Nigerian banks risk losing $185 over exposure on Afren’s financing

Zenith Bank Plc.

Zenith Bank Plc.

*Zenith, Access & Stanbic IBTC banks exposed

22 August 2015, Lagos – Nigerian banks involved in syndicate financing of Afren Plc’s onshore and offshore activities are at risk of losing $185 million (N31.45 billion) to exposure following doubt over the company’s ability as a going concern.

Renaissance Capital Research, in its report released yesterday said “Afren is in administration and in this note we explore the possible implications for Nigerian banks. We conclude that Zenith Bank is in the most comfortable position, followed by Access Bank, and then Stanbic IBTC.”

According to Afren documents, Nigerian banks have at least a $185mn principal exposure to Afren. Zenith Bank has $100mn (N17 billion) to OML26, $5mn (N850 million) to Ebok; Access Bank has $50mn (N8.5billion) to Okwok/OML113 (Aje), $5mn ( N850 million) to Ebok; and Stanbic has $25mn (N4.25 billion) to Ebok.

According to Rencap “From our discussions with Zenith management and Renaissance Capital’s oil & gas analysts, we believe that of all the banks with credit exposure to Afren, Zenith is in the most comfortable position.

The asset is producing, located onshore, and has a low operating cost – which implies that its production economics still make some sense at currently low oil prices. The February 2014 facility is primarily secured by a charge over Afren’s interest (via FHN 26 – the SPV) in OML26, and its cash flows. According to Zenith management, other Afren creditors do not have claim to OML26. We do not think Afren plans to sell this asset and our oil & gas analysts believe that its cash flows should be sufficient to repay the loan, valuing the asset at $114mn.”

Rencap in the report, said “According to Access management, it has a first-ranking lien on the Okwok and Aje fields, though we note that some of the bank’s claims are subject to counterparty consent. Both assets are offshore and not producing. While most of the $50mn was spent developing Okwok, Aje is expected to produce first, by late 2015; Okwok production could happen in 2016/2017. At $50/bl, our oil & gas analysts value Okwok negatively at -$161mn and Aje at $45mn, implying 90% potential credit recovery for Access (facility recovery value largely dependent on Aje).”

Rencap further stated that Ebok is located offshore and is Afren’s largest producing field.
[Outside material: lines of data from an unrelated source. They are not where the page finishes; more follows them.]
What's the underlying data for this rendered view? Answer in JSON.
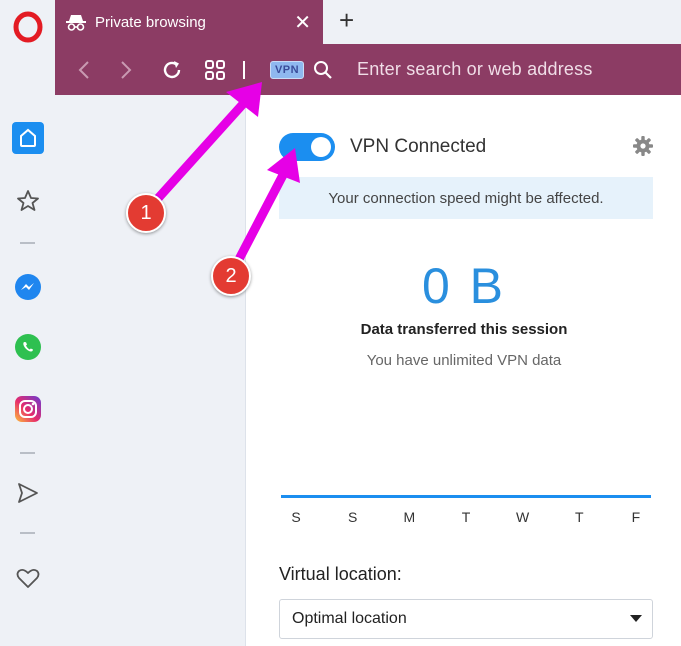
{
  "tab": {
    "label": "Private browsing"
  },
  "toolbar": {
    "vpn_badge": "VPN",
    "address_placeholder": "Enter search or web address"
  },
  "vpn": {
    "status": "VPN Connected",
    "notice": "Your connection speed might be affected.",
    "transferred": "0 B",
    "transferred_label": "Data transferred this session",
    "data_note": "You have unlimited VPN data",
    "days": [
      "S",
      "S",
      "M",
      "T",
      "W",
      "T",
      "F"
    ],
    "location_label": "Virtual location:",
    "location_value": "Optimal location",
    "connected": true
  },
  "annotations": {
    "label_1": "1",
    "label_2": "2",
    "arrow_color": "#e600e6"
  },
  "colors": {
    "theme": "#8c3c64",
    "accent": "#1b8ef0",
    "number": "#2a8fde",
    "badge": "#e33b32"
  },
  "sidebar": {
    "icons": [
      "opera-logo-icon",
      "home-icon",
      "star-icon",
      "messenger-icon",
      "whatsapp-icon",
      "instagram-icon",
      "send-icon",
      "heart-icon"
    ]
  }
}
Afren has a $300mn syndicated facility from a series of local and international banks on this asset. “While the loan was originally secured using Ebok reserves, cash flows and material contracts, the creditors’ rights were relegated via an inter-creditor agreement on 30 April 2015, when Afren secured life-saving interim funding of c. $200mn.

This implies that in a liquidation scenario, the providers of the interim funding have a superior lien to the Ebok creditors and bondholders. At a $50/bl long-term oil price and at 15% WACC, our oil & gas analysts value Afren’s share in Ebok at $158mn unrisked NPV, leading us to conclude that the creditors would likely have to write off this exposure” it noted.

In conclusion, Rencap said “After speaking to bank management teams and reading multiple documents on Afren, we think the devil is in the detail. We view the feedback from the banks as the optimistic scenario and note that there are legal and contractual technicalities that could cause significant losses with regard to exposure to Afren.”